GLORIANA
by Michael Moorcock
I wish I’d written this ...
... because this is far more than a mere novel!
This is one of Moorcock's major early novels, and one that I somehow never got around to reading during my youthful Moorcock marathons. Plainly a homage to Spenser's "The Fairie Queen" and perhaps also to his friend Mervyn Peake, it is fantastically atmospheric and grotesque, a story had me hooked from start to finish. The characters are wonderful and the prose opulent. For sure, it's pretty obvious that Moorcock is self-consciously aping another's style, but he does it so well that it's impossible not to admire his technical proficiency, though that's something you'll only do when it intrudes, which it rarely does. For the rest of the time, the story will urge you forward as it delivers one fantastic scene after another.
From the publisher
A fable satirizing Spenser's "The Fairie Queen" and reflecting the real life of Elizabeth I, tells of a woman who ascends to the throne upon the death of her debauched and corrupted father, King Hern.
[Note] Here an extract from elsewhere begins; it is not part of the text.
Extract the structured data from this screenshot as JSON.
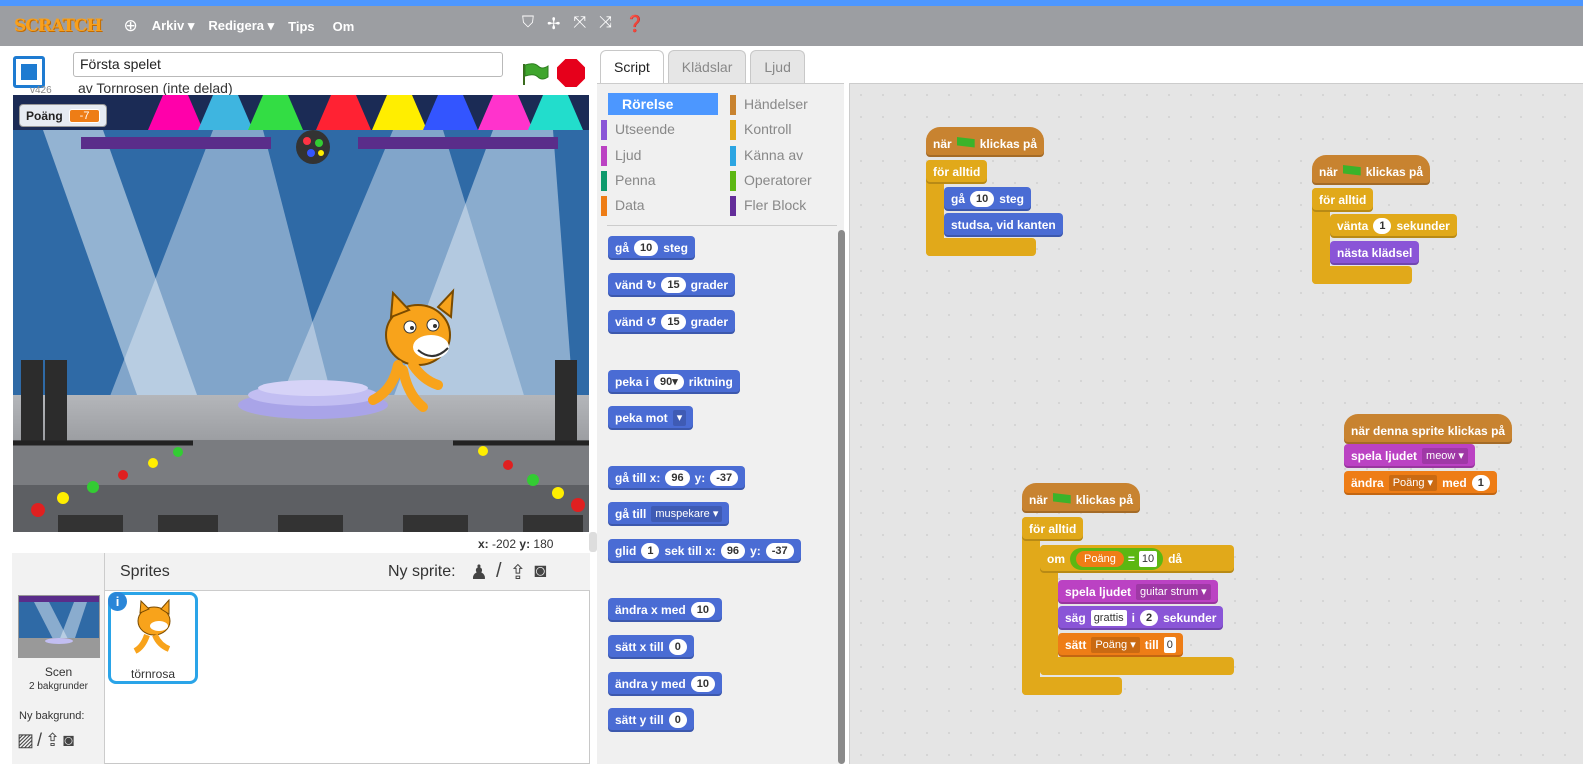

Gloriana's reign brings the Empire of Albion into a Golden Age, but her oppressive responsibilities choke her, prohibiting any form of sexual satisfaction, no matter what fetish she tries. Her problem is in fact symbolic of the hypocrisy of her entire court. While her life is meant to mirror that of her nation — an image of purity, virtue, enlightenment and prosperity — the truth is that her peaceful empire is kept secure by her wicked chancellor Monfallcon and his corrupt network of spies and murderers, the most sinister of whom is Captain Quire, who is commissioned to seduce Gloriana and thus bring down Albion and the entire empire.